In 1544, the German scientist Michael Stiefel took a decisive step in this direction by compiling a logarithmic table that was later named after him. The idea of comparing arithmetic and geometric progressions using tables was described by Stiefel in the book Arithmetica integra, and formed the basis for subsequent works by Nikolai Oresme and Nicola Chuquet.

In addition to them, the Scottish mathematician John Napier studied logarithms, who published Mirifici Logarithmorum Canonis Descriptio in Latin in 1614. This work described not only the properties of the logarithmic function, but also eight-digit tables of logarithms of sines, cosines and tangents. According to one version, it was Knepper who approved the name “logarithm”, which since the 17th century has become the only one and has no alternative.

Despite his serious contributions to science, John Knepper made a number of errors when compiling logarithmic tables (for numbers after the sixth digit), and they were disputed in 1620-1624.

In 1624, Johannes Kepler published his version of the logarithmic tables Chilias logarithmorum ad totidem numeros rotundos, and Edmund Wingate and William Oughtred invented the first slide rule. The British scientist Henry Briggs also carried out parallel research, and in 1617 he compiled 14-digit tables of decimal logarithms.

As in the case of Knepper's work, errors were also subsequently discovered in Briggs' tables.
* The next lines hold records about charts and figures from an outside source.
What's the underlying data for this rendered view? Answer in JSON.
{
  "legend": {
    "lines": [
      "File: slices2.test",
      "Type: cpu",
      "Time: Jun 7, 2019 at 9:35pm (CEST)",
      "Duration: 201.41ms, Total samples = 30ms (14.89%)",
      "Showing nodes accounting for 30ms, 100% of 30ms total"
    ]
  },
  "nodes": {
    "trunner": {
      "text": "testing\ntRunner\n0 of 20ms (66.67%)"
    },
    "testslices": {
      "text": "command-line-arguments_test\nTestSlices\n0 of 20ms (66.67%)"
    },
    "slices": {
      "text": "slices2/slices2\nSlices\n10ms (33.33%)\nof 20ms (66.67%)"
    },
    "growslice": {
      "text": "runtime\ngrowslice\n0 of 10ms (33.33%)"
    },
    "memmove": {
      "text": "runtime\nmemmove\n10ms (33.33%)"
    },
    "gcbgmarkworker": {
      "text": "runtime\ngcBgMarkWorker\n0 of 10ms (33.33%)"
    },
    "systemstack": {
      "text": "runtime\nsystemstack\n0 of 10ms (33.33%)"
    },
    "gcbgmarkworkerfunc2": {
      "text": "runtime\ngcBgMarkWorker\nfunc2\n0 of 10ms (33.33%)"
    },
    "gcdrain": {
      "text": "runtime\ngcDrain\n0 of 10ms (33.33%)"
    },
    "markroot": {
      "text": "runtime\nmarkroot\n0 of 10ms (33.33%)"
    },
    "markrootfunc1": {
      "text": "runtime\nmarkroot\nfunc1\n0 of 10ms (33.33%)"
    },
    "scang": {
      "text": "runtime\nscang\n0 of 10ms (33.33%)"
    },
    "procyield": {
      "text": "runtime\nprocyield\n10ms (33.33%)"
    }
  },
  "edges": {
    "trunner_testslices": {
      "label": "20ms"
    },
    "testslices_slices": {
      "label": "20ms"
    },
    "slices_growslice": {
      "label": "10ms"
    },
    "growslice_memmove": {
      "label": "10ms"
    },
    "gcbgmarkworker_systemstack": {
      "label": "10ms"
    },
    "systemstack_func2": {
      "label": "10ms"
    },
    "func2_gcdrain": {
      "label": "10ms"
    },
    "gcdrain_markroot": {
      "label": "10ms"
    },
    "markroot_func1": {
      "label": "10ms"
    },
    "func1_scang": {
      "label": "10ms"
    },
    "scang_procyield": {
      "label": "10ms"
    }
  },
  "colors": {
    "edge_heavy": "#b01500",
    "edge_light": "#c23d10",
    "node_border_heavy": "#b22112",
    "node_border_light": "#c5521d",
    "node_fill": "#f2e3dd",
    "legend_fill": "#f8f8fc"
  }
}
Initially, the table described decimal logarithms from 1 to 1000 with 8 decimal places, but after recalculation their number increased to 14 decimal places. In 1783, Georg Vega published a revised version, and on its basis the Bremiker tables were compiled - absolutely accurate and error-free.

It was the ready-made tables of logarithms that made this mathematical function so widespread and in demand. After all, now, instead of complex calculations, it was enough to check the required column and instantly get the desired result. The French mathematician Pierre-Simon Laplace said that the invention of logarithms “by shortening the astronomer’s work, doubled his life.”

In the 19th century, logarithms began to be used in complex analysis. In particular, Carl Friedrich Gauss in 1811 developed a theory of the multivaluedness of the logarithmic function, defined as the integral of 1/z. And Georg Friedrich Bernhard Riemann built a general theory of Riemann surfaces based on logarithms.

Today logarithms are used in algebra, geometry, physics, astronomy, engineering, economics and many other sciences. If earlier these functions were calculated manually or using logarithmic tables, and at the turn of the 20th-21st centuries - with the help of engineering calculators, today computer technology is used for this purpose. Just run the appropriate online calculator, and it will calculate the logarithm in a split second!